Biologic therapy is a newer, highly effective treatment option for psoriasis and psoriatic arthritis. Many people with severe psoriatic disease—who have not found success with other treatments—have found relief from their psoriasis symptoms thanks to biologics.
Biologics can also yield results pretty quickly. “Biologics typically take about eight to 12 weeks to work for psoriasis, [but] most of my patients get better even faster, within a month,” says Bobby Buka, MD, dermatologist and section chief at Mount Sinai School of Medicine.
“Patients that are using biologics will notice an immediate thinning of the plaques on their skin,” says Dr. Buka. “It’s really a remarkable class of drug.”

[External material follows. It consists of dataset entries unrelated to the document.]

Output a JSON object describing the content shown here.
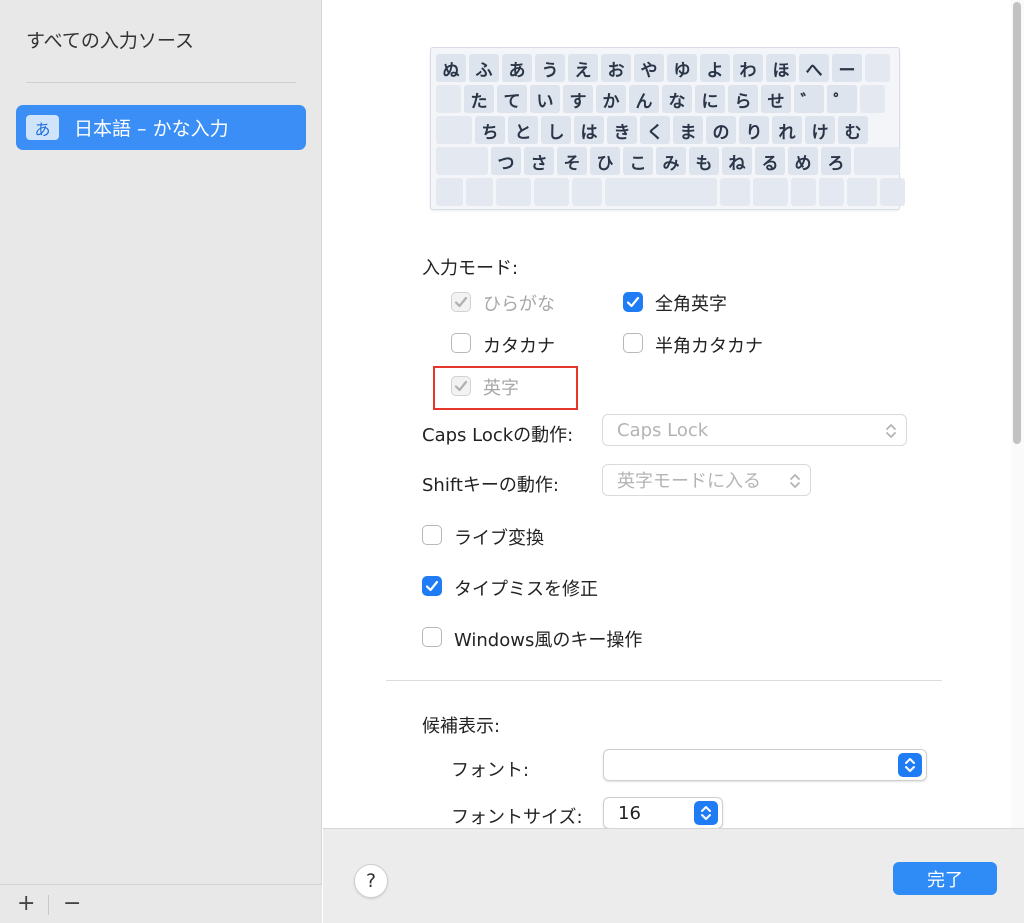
{
  "sidebar": {
    "title": "すべての入力ソース",
    "items": [
      {
        "icon_text": "あ",
        "label": "日本語 – かな入力",
        "selected": true
      }
    ],
    "add_label": "+",
    "remove_label": "−"
  },
  "keyboard": {
    "rows": [
      [
        "ぬ",
        "ふ",
        "あ",
        "う",
        "え",
        "お",
        "や",
        "ゆ",
        "よ",
        "わ",
        "ほ",
        "へ",
        "ー"
      ],
      [
        "た",
        "て",
        "い",
        "す",
        "か",
        "ん",
        "な",
        "に",
        "ら",
        "せ",
        "゛",
        "゜"
      ],
      [
        "ち",
        "と",
        "し",
        "は",
        "き",
        "く",
        "ま",
        "の",
        "り",
        "れ",
        "け",
        "む"
      ],
      [
        "つ",
        "さ",
        "そ",
        "ひ",
        "こ",
        "み",
        "も",
        "ね",
        "る",
        "め",
        "ろ"
      ]
    ]
  },
  "input_modes": {
    "heading": "入力モード:",
    "hiragana": {
      "label": "ひらがな",
      "checked": true,
      "disabled": true
    },
    "katakana": {
      "label": "カタカナ",
      "checked": false,
      "disabled": false
    },
    "eiji": {
      "label": "英字",
      "checked": true,
      "disabled": true
    },
    "zenkaku_eiji": {
      "label": "全角英字",
      "checked": true,
      "disabled": false
    },
    "hankaku_katakana": {
      "label": "半角カタカナ",
      "checked": false,
      "disabled": false
    }
  },
  "caps_lock": {
    "label": "Caps Lockの動作:",
    "value": "Caps Lock"
  },
  "shift": {
    "label": "Shiftキーの動作:",
    "value": "英字モードに入る"
  },
  "options": {
    "live_conversion": {
      "label": "ライブ変換",
      "checked": false
    },
    "typo_fix": {
      "label": "タイプミスを修正",
      "checked": true
    },
    "windows_keys": {
      "label": "Windows風のキー操作",
      "checked": false
    }
  },
  "candidates": {
    "heading": "候補表示:",
    "font_label": "フォント:",
    "font_value": "",
    "font_size_label": "フォントサイズ:",
    "font_size_value": "16"
  },
  "footer": {
    "help_label": "?",
    "done_label": "完了"
  },
  "colors": {
    "accent": "#1f7cf4",
    "selection": "#3a8ef5",
    "highlight_box": "#e53629"
  }
}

Those fast results can be a major relief if you’re someone who’s been struggling for a long time with moderate to severe psoriasis symptoms. To keep those results, there’s a careful timeline for biologic therapy to treat psoriasis long-term.
“What we found is that we can space out the interval injections further and further [apart],” says Dr. Buka. Instead of monthly injections, you may just need biologics once every six months. “But if we were to stop them altogether, yes, psoriasis would return.”
Usually, you can stick to the same biologic treatment, a couple times a year, and enjoy relief from your symptoms for years or even decades. However, there are some instances in which you might need to switch to a different biologic.
Sometimes, the body can make antibodies against your specific biologic, according to Dr. Buka. This makes the biologic treatment ineffective, and psoriasis symptoms may return. Luckily, different biologics have different targets, so a new biologic is often effective and bringing effective treatment back.
Ignoring or putting up with your psoriasis symptoms might not be life-threatening, but it can lead to more dangerous complications of psoriasis. If moderate to severe psoriasis is affecting your quality of life, don’t hesitate to talk with your doctor about other treatment options for you, including biologics.